Experts worry that false negatives could result in people going out and infecting others, potentially taking a negative result as a pass to go to parties or to ignore other public health guidelines. Even a true negative result could simply mean that someone is in the early stages of an infection. False positives are less concerning, experts say, because they could be followed up with lab-based testing.
“Companies formulating such tests say they won’t seek emergency authorization from the Food and Drug Administration until later this year or early next — in part because the agency wants them to prove that adults of different ages, education levels and English proficiency can successfully use their products,” Lim writes.
The FDA said in July that the tests should be able to detect at least 90 percent of infections with a false negative rate of less than one percent. The agency has also told companies, however, that it might be open to approving less accurate tests if they are used in such a way to mitigate lower accuracy, for instance through repeated screenings. Some public health experts have advocated that the FDA to approve tests for the purpose of broad surveillance — for instance, detecting new clusters of coronavirus transmission — rather than focusing on a clinical diagnostics standard.
Another obstacle is ensuring that the results from at-home testing can be consistently tracked by local health officials. So far, the FDA is not requiring companies to build in automated systems for reporting positive test results to local health departments.
Election 2020
Two doctors are vying for a Senate seat in Kansas.

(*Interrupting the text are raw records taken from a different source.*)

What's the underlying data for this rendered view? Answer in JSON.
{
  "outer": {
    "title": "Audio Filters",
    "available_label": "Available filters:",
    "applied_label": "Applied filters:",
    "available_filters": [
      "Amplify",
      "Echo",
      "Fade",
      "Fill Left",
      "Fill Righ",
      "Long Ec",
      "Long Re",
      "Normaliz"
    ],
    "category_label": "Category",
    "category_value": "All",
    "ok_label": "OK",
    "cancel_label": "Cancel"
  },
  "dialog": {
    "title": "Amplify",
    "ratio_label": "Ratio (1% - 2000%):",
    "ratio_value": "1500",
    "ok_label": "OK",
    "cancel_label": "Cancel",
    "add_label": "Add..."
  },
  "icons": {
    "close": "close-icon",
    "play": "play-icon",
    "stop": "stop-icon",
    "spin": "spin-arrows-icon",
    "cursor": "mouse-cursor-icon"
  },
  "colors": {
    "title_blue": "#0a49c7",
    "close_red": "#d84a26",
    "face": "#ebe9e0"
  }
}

An increasingly competitive race for an open Senate seat in Kansas is pitting Rep. Roger Marshall (R-Kan.), an obstetrician, against state Sen. Barbara Bollier, a physician who is running on the Democratic ticket after recently leaving the Republican Party. While Marshall is favored to win the seat, which has been held by Republicans since 1932, polls show a tight race, Annie Gowen reports.
“Health care has been a central issue between the two doctors: Bollier supports expanding Medicaid for low-income residents — Kansas is one of 12 states without the expansion — and Marshall opposes it, saying it is too costly. Marshall’s former ownership of a for-profit hospital also has come under fire; one attack ad noted its rise forced a nonprofit hospital in the same town to limit services,” Gowen writes.
Bollier has also criticized her Republican opponent’s support for Trump’s coronavirus response. Marshall at one point said he had put his family on hydroxychloroquine, an anti-malarial drug touted by the president without evidence.
Contributing to the tight race is the fact that Bollier has capitalized on national attention, raising $20 million compared to $5 million raised by Marshall.